Lactoferrin ist ein natürlicherweise in Milch vorkommendes Protein, das Eisen binden kann. Aus diesem Grund wird es häufig mit Eisen kombiniert. Die Kombination bringt zwei ernährungsbezogene Bestandteile zusammen: Eisen als essentielles Spurenelement und Lactoferrin als eisenbindendes Protein.
Lactoferrin wird häufig morgens oder zwischen den Mahlzeiten eingenommen. Viele Produkte empfehlen die Einnahme auf nüchternen Magen, zum Beispiel direkt nach dem Aufstehen oder mit etwas Abstand zu einer Mahlzeit. Da Dosierung und Anwendung je nach Produkt variieren können, sollte immer die jeweilige Verzehrempfehlung auf der Verpackung beachtet werden.
Die Einnahmedauer hängt vom individuellen Ziel ab. Manche Anwender nutzen Lactoferrin kurweise in Belastungsphasen, andere integrieren es langfristig in ihre Supplementierungsroutine.
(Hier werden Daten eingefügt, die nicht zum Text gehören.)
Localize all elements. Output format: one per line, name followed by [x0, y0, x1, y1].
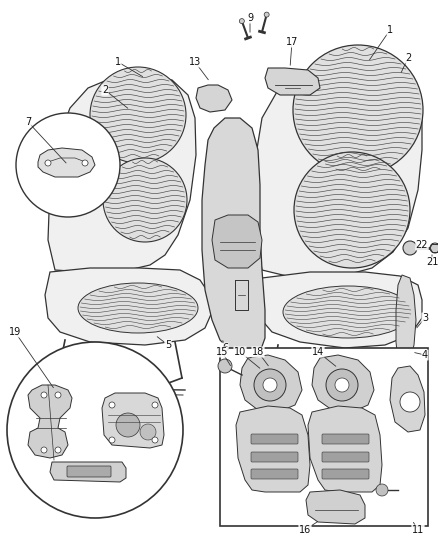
FancyBboxPatch shape — [251, 469, 297, 479]
Ellipse shape — [78, 283, 198, 333]
Circle shape — [264, 12, 268, 17]
Polygon shape — [258, 272, 421, 348]
Polygon shape — [38, 148, 95, 177]
Circle shape — [140, 424, 155, 440]
Circle shape — [254, 369, 285, 401]
Text: 14: 14 — [311, 347, 323, 357]
Circle shape — [325, 369, 357, 401]
Text: 13: 13 — [188, 57, 201, 67]
Circle shape — [41, 392, 47, 398]
Circle shape — [16, 113, 120, 217]
Circle shape — [109, 402, 115, 408]
Polygon shape — [28, 385, 72, 458]
Circle shape — [292, 45, 422, 175]
Text: 9: 9 — [246, 13, 252, 23]
Circle shape — [218, 359, 231, 373]
Circle shape — [334, 378, 348, 392]
Circle shape — [239, 19, 244, 23]
FancyBboxPatch shape — [67, 466, 111, 477]
Text: 4: 4 — [421, 350, 427, 360]
Ellipse shape — [283, 286, 412, 338]
Polygon shape — [389, 366, 424, 432]
Text: 2: 2 — [102, 85, 108, 95]
Circle shape — [293, 152, 409, 268]
Polygon shape — [102, 393, 164, 448]
Polygon shape — [45, 268, 212, 345]
Text: 22: 22 — [415, 240, 427, 250]
Circle shape — [45, 160, 51, 166]
Circle shape — [375, 484, 387, 496]
Text: 16: 16 — [298, 525, 311, 533]
Circle shape — [55, 447, 61, 453]
Polygon shape — [240, 355, 301, 412]
FancyBboxPatch shape — [321, 434, 368, 444]
Polygon shape — [236, 406, 309, 492]
Text: 1: 1 — [115, 57, 121, 67]
Text: 5: 5 — [165, 340, 171, 350]
Text: 17: 17 — [285, 37, 297, 47]
Text: 15: 15 — [215, 347, 228, 357]
Text: 3: 3 — [421, 313, 427, 323]
Text: 19: 19 — [9, 327, 21, 337]
Circle shape — [429, 243, 438, 253]
Circle shape — [399, 392, 419, 412]
Polygon shape — [212, 215, 261, 268]
Polygon shape — [395, 275, 415, 365]
FancyBboxPatch shape — [251, 434, 297, 444]
Circle shape — [116, 413, 140, 437]
FancyBboxPatch shape — [321, 469, 368, 479]
Polygon shape — [307, 406, 381, 492]
Circle shape — [103, 158, 187, 242]
Text: 21: 21 — [425, 257, 437, 267]
Circle shape — [152, 437, 158, 443]
Polygon shape — [201, 118, 265, 355]
Bar — [219, 348, 427, 526]
Circle shape — [41, 447, 47, 453]
Polygon shape — [254, 62, 421, 278]
Polygon shape — [48, 75, 195, 272]
Circle shape — [152, 402, 158, 408]
Polygon shape — [265, 68, 319, 95]
Circle shape — [90, 67, 186, 163]
Circle shape — [82, 160, 88, 166]
Polygon shape — [50, 462, 126, 482]
FancyBboxPatch shape — [321, 452, 368, 462]
Circle shape — [7, 342, 183, 518]
Text: 18: 18 — [251, 347, 264, 357]
Text: 11: 11 — [411, 525, 423, 533]
Polygon shape — [311, 355, 373, 412]
Polygon shape — [305, 490, 364, 524]
Text: 10: 10 — [233, 347, 246, 357]
Text: 1: 1 — [386, 25, 392, 35]
Text: 7: 7 — [25, 117, 31, 127]
FancyBboxPatch shape — [251, 452, 297, 462]
Circle shape — [262, 378, 276, 392]
Text: 6: 6 — [222, 343, 228, 353]
Polygon shape — [195, 85, 231, 112]
Circle shape — [109, 437, 115, 443]
Text: 2: 2 — [404, 53, 410, 63]
Circle shape — [55, 392, 61, 398]
Circle shape — [402, 241, 416, 255]
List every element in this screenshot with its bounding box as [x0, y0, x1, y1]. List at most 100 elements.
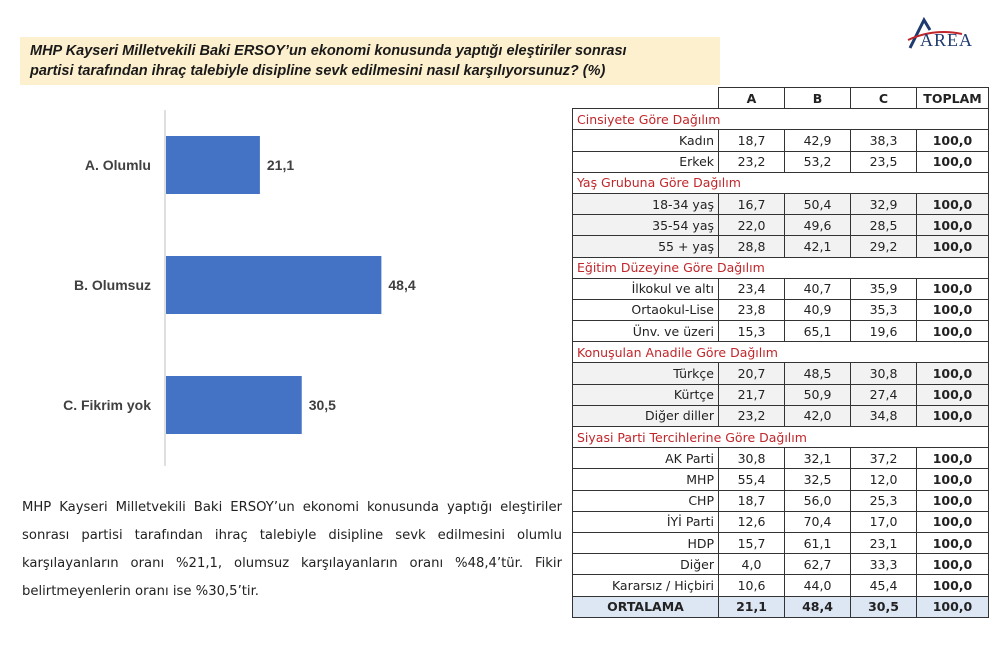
cell-c: 28,5	[850, 214, 917, 237]
row-label: Kürtçe	[572, 383, 719, 406]
bar	[166, 256, 382, 314]
table-section-row: Konuşulan Anadile Göre Dağılım	[572, 341, 989, 364]
distribution-table: A B C TOPLAM Cinsiyete Göre Dağılım Kadın…	[572, 86, 989, 618]
cell-b: 32,1	[784, 447, 851, 470]
cell-total: 100,0	[916, 553, 989, 576]
category-label: C. Fikrim yok	[63, 397, 151, 413]
table-section-row: Siyasi Parti Tercihlerine Göre Dağılım	[572, 425, 989, 449]
column-header-b: B	[784, 86, 851, 110]
cell-b: 44,0	[784, 574, 851, 597]
cell-c: 17,0	[850, 510, 917, 533]
average-a: 21,1	[718, 595, 785, 618]
table-section-row: Eğitim Düzeyine Göre Dağılım	[572, 256, 989, 279]
table-section-row: Yaş Grubuna Göre Dağılım	[572, 171, 989, 194]
table-row: Kararsız / Hiçbiri 10,6 44,0 45,4 100,0	[572, 574, 989, 597]
cell-c: 32,9	[850, 192, 917, 216]
row-label: İYİ Parti	[572, 510, 719, 533]
row-label: Ortaokul-Lise	[572, 298, 719, 322]
cell-a: 18,7	[718, 489, 785, 512]
cell-total: 100,0	[916, 468, 989, 491]
section-title: Eğitim Düzeyine Göre Dağılım	[572, 256, 989, 279]
table-row: Ünv. ve üzeri 15,3 65,1 19,6 100,0	[572, 320, 989, 343]
column-header-total: TOPLAM	[916, 86, 989, 110]
row-label: AK Parti	[572, 447, 719, 470]
question-line-2: partisi tarafından ihraç talebiyle disip…	[30, 63, 606, 79]
bar-chart: A. Olumlu 21,1 B. Olumsuz 48,4 C. Fikrim yok…	[63, 110, 416, 466]
cell-b: 53,2	[784, 150, 851, 173]
average-label: ORTALAMA	[572, 595, 719, 618]
cell-b: 48,5	[784, 362, 851, 385]
cell-total: 100,0	[916, 298, 989, 322]
cell-total: 100,0	[916, 510, 989, 533]
row-label: 18-34 yaş	[572, 192, 719, 216]
row-label: Kararsız / Hiçbiri	[572, 574, 719, 597]
cell-a: 22,0	[718, 214, 785, 237]
cell-c: 23,1	[850, 531, 917, 555]
table-row: 55 + yaş 28,8 42,1 29,2 100,0	[572, 235, 989, 258]
section-title: Konuşulan Anadile Göre Dağılım	[572, 341, 989, 364]
cell-total: 100,0	[916, 214, 989, 237]
table-row: 35-54 yaş 22,0 49,6 28,5 100,0	[572, 214, 989, 237]
table-row: CHP 18,7 56,0 25,3 100,0	[572, 489, 989, 512]
cell-c: 35,9	[850, 277, 917, 300]
cell-a: 23,8	[718, 298, 785, 322]
cell-b: 61,1	[784, 531, 851, 555]
cell-total: 100,0	[916, 404, 989, 428]
cell-b: 42,0	[784, 404, 851, 428]
table-section-row: Cinsiyete Göre Dağılım	[572, 108, 989, 131]
row-label: Ünv. ve üzeri	[572, 320, 719, 343]
question-banner: MHP Kayseri Milletvekili Baki ERSOY’un e…	[20, 37, 720, 85]
cell-c: 35,3	[850, 298, 917, 322]
row-label: İlkokul ve altı	[572, 277, 719, 300]
cell-b: 56,0	[784, 489, 851, 512]
area-logo-icon	[907, 16, 963, 49]
cell-c: 34,8	[850, 404, 917, 428]
table-row: AK Parti 30,8 32,1 37,2 100,0	[572, 447, 989, 470]
question-line-1: MHP Kayseri Milletvekili Baki ERSOY’un e…	[30, 43, 627, 59]
category-label: A. Olumlu	[85, 157, 151, 173]
cell-c: 12,0	[850, 468, 917, 491]
cell-total: 100,0	[916, 574, 989, 597]
cell-b: 32,5	[784, 468, 851, 491]
row-label: Türkçe	[572, 362, 719, 385]
section-title: Siyasi Parti Tercihlerine Göre Dağılım	[572, 425, 989, 449]
cell-b: 50,4	[784, 192, 851, 216]
table-row: Kürtçe 21,7 50,9 27,4 100,0	[572, 383, 989, 406]
cell-total: 100,0	[916, 489, 989, 512]
table-row: Erkek 23,2 53,2 23,5 100,0	[572, 150, 989, 173]
cell-a: 28,8	[718, 235, 785, 258]
average-b: 48,4	[784, 595, 851, 618]
cell-b: 40,7	[784, 277, 851, 300]
average-row: ORTALAMA 21,1 48,4 30,5 100,0	[572, 595, 989, 618]
cell-total: 100,0	[916, 192, 989, 216]
cell-c: 29,2	[850, 235, 917, 258]
cell-c: 45,4	[850, 574, 917, 597]
cell-a: 4,0	[718, 553, 785, 576]
cell-a: 15,7	[718, 531, 785, 555]
cell-c: 33,3	[850, 553, 917, 576]
cell-b: 50,9	[784, 383, 851, 406]
header-blank-cell	[572, 87, 719, 110]
row-label: Kadın	[572, 129, 719, 152]
cell-c: 23,5	[850, 150, 917, 173]
cell-a: 30,8	[718, 447, 785, 470]
cell-total: 100,0	[916, 320, 989, 343]
cell-a: 18,7	[718, 129, 785, 152]
average-c: 30,5	[850, 595, 917, 618]
column-header-a: A	[718, 86, 785, 110]
cell-b: 49,6	[784, 214, 851, 237]
table-row: Diğer 4,0 62,7 33,3 100,0	[572, 553, 989, 576]
table-row: Ortaokul-Lise 23,8 40,9 35,3 100,0	[572, 298, 989, 322]
table-row: 18-34 yaş 16,7 50,4 32,9 100,0	[572, 192, 989, 216]
cell-a: 20,7	[718, 362, 785, 385]
cell-total: 100,0	[916, 447, 989, 470]
table-header-row: A B C TOPLAM	[572, 86, 989, 110]
cell-total: 100,0	[916, 235, 989, 258]
row-label: Diğer diller	[572, 404, 719, 428]
summary-text: MHP Kayseri Milletvekili Baki ERSOY’un e…	[22, 500, 562, 599]
cell-a: 15,3	[718, 320, 785, 343]
cell-b: 65,1	[784, 320, 851, 343]
cell-c: 19,6	[850, 320, 917, 343]
cell-a: 23,2	[718, 150, 785, 173]
cell-total: 100,0	[916, 150, 989, 173]
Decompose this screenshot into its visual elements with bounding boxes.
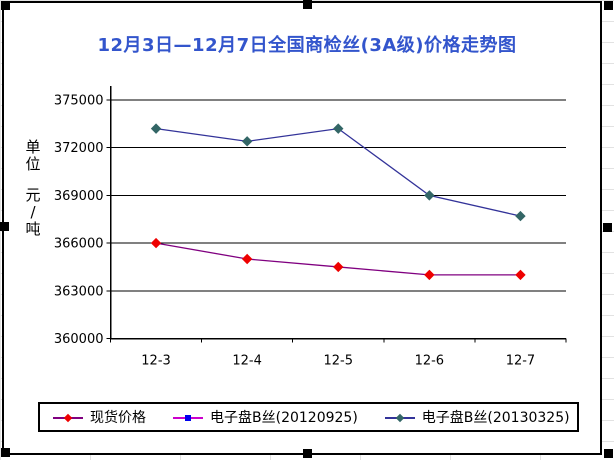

Eine individuelle Beratung kann helfen, die passende Strategie zu finden.
Lactoferrin kommt in verschiedenen Körperflüssigkeiten natürlich vor: Tränen, Speichel, Blut und in den höchsten Konzentrationen in der Muttermilch. Dort fungiert es insbesondere für die frühe Immunabwehr von Säuglingen. Kuhmilch enthält ebenfalls Lactoferrin. Heutzutage wird Lactoferrin typischerweise aus Milch oder Molke extrahiert, aufgereinigt und aufkonzentriert und anschließend in modernen Baby- und Säuglingsnahrungsprodukten zugesetzt. Insbesondere im asiatischen Raum enthält nahezu jedes Produkt für die Kleinsten Lactoferrin-Zusätze.
Lactoferrin sollte bei einer Allergie oder Unverträglichkeit gegen Kuhmilchprotein zunächst nur vorsichtig getestet und bei einer Reaktion sofort abgesetzt werden. Das Protein ist durch die HPLC Trennung und Ultra-Filtration vollständig laktosefrei, und nahezu frei von jeglichen sonstigen Eiweißen, stammt jedoch im Ursprung aus Kuhmilch. Schwangere, Stillende sowie Menschen mit Erkrankungen oder regelmäßiger Medikamenteneinnahme sollten die Einnahme vorher ärztlich abklären.